The high-luminosity LHC (HL-LHC) upgrade is setting a new challenge for particle detector technologies. The increase in luminosity will produce a higher particle background with respect to present conditions. Performance and stability of detectors at LHC and future upgrade systems will remain the subject of extensive studies. The current CERN-Gamma Irradiation Facility (GIF) has been intensively used to simultaneously expose detectors to the photons from a 137Cesium source and to high energy particles from the X5 beam line in SPS West Area for many years. From 2004 onwards, only the 137Cesium source is available for irradiations and the shutdown of the present facility is scheduled for the end of 2014. The present contribution describes a joint project between CERN-EN and CERN-PH departments to design and build the new CERN GIF++ facility. GIF++ will be a unique place where high energy charged particle beams (mainly muon beam with momentum up to 100 GeV/c) are combined with a 14 TBq 137Cesium source. The higher source activity will produce a background gamma field which is a factor 30 more intense than that at GIF, allowing to cumulate doses equivalent to HL-LHC experimental conditions in a reasonable time. The 100 m2 GIF++ irradiation bunker has two independent irradiation zones making it possible to test real size detectors, of up to several m2, as well as a broad range of smaller prototype detectors and electronic components.
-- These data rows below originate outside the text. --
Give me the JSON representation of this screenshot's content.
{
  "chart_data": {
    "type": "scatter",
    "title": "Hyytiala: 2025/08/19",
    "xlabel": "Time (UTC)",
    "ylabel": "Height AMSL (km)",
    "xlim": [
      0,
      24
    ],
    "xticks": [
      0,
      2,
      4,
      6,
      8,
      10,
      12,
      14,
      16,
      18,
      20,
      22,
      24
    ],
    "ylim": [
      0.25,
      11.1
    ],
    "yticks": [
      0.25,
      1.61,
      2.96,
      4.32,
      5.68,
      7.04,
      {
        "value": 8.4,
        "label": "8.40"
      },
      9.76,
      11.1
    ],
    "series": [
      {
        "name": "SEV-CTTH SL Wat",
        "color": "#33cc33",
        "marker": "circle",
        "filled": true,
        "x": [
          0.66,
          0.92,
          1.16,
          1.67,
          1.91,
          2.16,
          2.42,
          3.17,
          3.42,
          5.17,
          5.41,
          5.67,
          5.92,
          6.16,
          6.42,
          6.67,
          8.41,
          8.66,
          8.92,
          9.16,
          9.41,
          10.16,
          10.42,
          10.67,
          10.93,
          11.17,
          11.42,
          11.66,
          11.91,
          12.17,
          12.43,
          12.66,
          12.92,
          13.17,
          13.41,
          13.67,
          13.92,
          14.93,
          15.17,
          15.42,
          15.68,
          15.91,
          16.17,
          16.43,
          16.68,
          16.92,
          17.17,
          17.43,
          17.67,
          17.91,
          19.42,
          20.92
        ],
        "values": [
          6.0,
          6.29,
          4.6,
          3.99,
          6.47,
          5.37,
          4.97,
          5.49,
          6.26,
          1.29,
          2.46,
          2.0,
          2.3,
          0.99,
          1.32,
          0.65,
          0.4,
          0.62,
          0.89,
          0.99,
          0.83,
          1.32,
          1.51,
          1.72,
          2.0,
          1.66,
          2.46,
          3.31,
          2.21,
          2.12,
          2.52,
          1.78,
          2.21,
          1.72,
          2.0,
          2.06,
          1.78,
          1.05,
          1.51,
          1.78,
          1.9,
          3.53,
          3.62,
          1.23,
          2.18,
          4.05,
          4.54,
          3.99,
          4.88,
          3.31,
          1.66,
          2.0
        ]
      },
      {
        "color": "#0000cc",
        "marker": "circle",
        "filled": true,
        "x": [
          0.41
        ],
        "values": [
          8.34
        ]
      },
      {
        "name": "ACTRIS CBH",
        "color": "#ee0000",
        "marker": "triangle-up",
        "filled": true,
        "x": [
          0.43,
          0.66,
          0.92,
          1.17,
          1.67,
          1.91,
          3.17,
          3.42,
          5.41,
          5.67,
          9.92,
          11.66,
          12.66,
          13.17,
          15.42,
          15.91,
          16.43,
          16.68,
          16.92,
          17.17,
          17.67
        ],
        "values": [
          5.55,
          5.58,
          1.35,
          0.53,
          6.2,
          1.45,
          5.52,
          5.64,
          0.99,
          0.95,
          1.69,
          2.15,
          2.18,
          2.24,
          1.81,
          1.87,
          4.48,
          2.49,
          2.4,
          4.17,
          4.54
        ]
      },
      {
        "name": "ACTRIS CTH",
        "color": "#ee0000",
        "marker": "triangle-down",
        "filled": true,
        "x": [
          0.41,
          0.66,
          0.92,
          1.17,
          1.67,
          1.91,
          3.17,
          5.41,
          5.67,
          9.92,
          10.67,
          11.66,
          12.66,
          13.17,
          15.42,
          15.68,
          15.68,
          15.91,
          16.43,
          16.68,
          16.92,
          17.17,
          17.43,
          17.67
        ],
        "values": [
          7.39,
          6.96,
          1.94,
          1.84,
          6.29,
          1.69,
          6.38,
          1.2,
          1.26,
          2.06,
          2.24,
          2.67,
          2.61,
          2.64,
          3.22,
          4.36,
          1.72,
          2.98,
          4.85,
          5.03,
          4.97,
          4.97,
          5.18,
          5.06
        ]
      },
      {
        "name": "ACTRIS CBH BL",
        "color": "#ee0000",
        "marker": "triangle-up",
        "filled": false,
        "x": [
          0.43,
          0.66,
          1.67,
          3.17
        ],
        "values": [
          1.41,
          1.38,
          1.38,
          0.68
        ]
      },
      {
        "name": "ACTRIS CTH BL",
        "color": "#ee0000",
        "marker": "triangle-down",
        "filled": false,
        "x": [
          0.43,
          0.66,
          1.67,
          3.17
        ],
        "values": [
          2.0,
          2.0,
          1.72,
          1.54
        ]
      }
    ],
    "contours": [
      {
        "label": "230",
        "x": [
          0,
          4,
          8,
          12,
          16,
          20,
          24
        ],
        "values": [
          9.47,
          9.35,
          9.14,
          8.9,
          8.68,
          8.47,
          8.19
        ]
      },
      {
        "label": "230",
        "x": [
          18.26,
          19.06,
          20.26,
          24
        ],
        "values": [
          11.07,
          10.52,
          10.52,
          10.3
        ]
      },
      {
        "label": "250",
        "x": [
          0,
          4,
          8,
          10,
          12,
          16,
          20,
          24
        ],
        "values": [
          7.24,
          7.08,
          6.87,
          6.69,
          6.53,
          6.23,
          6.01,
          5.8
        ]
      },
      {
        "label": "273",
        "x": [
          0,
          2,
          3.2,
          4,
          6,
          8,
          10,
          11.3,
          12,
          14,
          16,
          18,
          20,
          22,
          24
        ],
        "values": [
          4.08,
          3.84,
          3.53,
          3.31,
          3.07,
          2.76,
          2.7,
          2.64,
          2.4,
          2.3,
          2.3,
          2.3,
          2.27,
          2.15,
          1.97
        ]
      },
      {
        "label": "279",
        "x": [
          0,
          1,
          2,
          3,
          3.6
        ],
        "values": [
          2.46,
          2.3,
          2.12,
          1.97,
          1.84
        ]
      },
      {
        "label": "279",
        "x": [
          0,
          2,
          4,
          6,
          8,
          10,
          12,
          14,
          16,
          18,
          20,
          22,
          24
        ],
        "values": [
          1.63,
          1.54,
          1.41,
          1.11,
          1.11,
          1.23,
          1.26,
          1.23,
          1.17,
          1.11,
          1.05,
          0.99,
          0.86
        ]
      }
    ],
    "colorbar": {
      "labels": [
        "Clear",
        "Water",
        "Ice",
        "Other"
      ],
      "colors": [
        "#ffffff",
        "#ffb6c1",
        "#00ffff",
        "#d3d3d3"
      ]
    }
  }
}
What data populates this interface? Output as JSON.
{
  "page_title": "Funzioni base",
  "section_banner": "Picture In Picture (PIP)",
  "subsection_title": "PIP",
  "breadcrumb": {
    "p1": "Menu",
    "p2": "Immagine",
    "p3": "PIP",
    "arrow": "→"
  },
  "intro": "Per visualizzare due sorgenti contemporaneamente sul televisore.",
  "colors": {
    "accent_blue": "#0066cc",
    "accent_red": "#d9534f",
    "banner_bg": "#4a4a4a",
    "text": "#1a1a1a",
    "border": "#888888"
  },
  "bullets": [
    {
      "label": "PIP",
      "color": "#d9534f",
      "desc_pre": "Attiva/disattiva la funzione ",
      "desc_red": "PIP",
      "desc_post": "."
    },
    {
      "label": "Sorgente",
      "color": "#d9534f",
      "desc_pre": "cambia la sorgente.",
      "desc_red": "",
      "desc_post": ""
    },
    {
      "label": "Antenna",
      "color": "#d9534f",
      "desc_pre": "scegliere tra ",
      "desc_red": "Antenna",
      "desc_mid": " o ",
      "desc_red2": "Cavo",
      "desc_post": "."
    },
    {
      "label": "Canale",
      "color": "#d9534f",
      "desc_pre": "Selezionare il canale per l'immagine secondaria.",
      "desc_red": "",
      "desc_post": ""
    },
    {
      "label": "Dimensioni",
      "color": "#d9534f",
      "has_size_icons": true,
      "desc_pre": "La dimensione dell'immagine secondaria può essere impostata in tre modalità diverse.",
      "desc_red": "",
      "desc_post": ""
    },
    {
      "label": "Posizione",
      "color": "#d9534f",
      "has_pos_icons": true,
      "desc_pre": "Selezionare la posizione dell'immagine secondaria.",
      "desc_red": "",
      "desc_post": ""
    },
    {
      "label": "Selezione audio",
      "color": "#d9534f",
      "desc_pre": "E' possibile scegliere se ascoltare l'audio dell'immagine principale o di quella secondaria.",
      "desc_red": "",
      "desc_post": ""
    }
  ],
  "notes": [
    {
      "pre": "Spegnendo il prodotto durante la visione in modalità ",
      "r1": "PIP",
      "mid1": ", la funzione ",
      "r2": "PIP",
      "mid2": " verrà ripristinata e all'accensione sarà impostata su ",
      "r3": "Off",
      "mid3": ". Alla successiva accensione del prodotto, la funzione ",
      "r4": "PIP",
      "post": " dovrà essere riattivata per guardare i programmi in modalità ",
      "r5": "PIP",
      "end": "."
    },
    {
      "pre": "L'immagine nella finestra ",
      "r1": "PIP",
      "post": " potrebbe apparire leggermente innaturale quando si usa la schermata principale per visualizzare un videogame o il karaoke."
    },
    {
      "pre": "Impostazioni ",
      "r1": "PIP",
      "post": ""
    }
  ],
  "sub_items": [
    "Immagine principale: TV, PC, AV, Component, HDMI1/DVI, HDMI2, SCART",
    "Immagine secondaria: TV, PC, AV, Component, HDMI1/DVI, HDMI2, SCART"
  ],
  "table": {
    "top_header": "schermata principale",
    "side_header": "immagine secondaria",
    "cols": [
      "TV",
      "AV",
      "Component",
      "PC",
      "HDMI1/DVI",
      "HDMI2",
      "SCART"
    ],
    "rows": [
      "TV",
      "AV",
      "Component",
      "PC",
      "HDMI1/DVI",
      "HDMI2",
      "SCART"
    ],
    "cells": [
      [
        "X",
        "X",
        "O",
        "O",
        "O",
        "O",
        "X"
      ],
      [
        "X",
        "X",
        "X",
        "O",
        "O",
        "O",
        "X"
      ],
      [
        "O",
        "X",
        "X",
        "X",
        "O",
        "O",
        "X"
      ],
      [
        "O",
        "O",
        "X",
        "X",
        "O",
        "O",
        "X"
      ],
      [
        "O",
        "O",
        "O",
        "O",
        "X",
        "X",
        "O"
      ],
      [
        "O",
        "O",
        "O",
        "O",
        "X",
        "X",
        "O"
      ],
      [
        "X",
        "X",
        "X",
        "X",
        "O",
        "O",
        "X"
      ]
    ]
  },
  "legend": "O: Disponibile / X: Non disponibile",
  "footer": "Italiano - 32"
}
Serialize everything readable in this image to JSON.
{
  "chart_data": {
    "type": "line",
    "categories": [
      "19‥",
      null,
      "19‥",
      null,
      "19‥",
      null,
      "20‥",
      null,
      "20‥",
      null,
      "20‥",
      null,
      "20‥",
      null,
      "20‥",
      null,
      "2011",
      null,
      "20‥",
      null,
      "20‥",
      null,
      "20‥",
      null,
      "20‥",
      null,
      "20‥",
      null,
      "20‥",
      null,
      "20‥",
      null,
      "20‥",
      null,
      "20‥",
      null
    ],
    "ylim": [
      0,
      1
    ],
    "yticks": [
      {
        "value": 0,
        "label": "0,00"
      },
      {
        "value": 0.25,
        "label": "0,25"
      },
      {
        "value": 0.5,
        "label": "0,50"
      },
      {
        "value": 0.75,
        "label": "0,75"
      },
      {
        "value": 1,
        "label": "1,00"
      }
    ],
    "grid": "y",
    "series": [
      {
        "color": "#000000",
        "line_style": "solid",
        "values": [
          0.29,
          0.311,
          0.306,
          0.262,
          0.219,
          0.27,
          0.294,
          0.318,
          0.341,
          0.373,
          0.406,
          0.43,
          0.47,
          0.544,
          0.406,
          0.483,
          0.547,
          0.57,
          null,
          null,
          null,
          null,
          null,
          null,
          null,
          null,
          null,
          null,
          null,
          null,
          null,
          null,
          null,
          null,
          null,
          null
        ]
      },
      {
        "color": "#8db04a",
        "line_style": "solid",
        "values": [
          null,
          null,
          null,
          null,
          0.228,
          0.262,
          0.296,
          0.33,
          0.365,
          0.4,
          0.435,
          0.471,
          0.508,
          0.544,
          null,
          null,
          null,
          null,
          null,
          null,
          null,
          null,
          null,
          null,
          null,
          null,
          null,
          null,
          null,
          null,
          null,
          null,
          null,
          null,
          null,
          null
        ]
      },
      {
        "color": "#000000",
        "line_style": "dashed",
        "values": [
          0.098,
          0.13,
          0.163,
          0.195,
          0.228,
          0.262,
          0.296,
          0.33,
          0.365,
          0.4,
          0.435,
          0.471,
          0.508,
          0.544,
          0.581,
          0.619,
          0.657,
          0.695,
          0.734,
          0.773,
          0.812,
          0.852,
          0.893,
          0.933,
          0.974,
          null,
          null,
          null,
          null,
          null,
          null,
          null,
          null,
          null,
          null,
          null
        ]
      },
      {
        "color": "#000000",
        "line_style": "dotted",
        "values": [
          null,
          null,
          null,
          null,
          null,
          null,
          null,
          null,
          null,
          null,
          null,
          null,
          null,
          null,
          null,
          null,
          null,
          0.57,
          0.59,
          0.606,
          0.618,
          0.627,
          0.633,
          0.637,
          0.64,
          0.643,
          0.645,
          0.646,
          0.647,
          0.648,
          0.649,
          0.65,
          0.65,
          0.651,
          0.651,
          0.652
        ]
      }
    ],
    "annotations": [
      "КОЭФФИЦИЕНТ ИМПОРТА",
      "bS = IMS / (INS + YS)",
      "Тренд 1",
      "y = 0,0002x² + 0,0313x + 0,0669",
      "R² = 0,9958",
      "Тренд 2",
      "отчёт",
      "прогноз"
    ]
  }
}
The photon flux of each irradiation zone will be tuned using a set of Lead filters with attenuation factors from zero to 50000. Flexible services and infrastructure including electronic racks, gas systems, radiation and environmental monitoring systems, and ample preparation zone will allow time effective installation of detectors. A dedicated control system will provide the overview of the status of the facility and archive relevant information. The collaboration between CERN and the users’ detector community, the latter providing detector specific infrastructures within the framework of the FP7 AIDA project, will bring the new facility to operation by the end of 2014.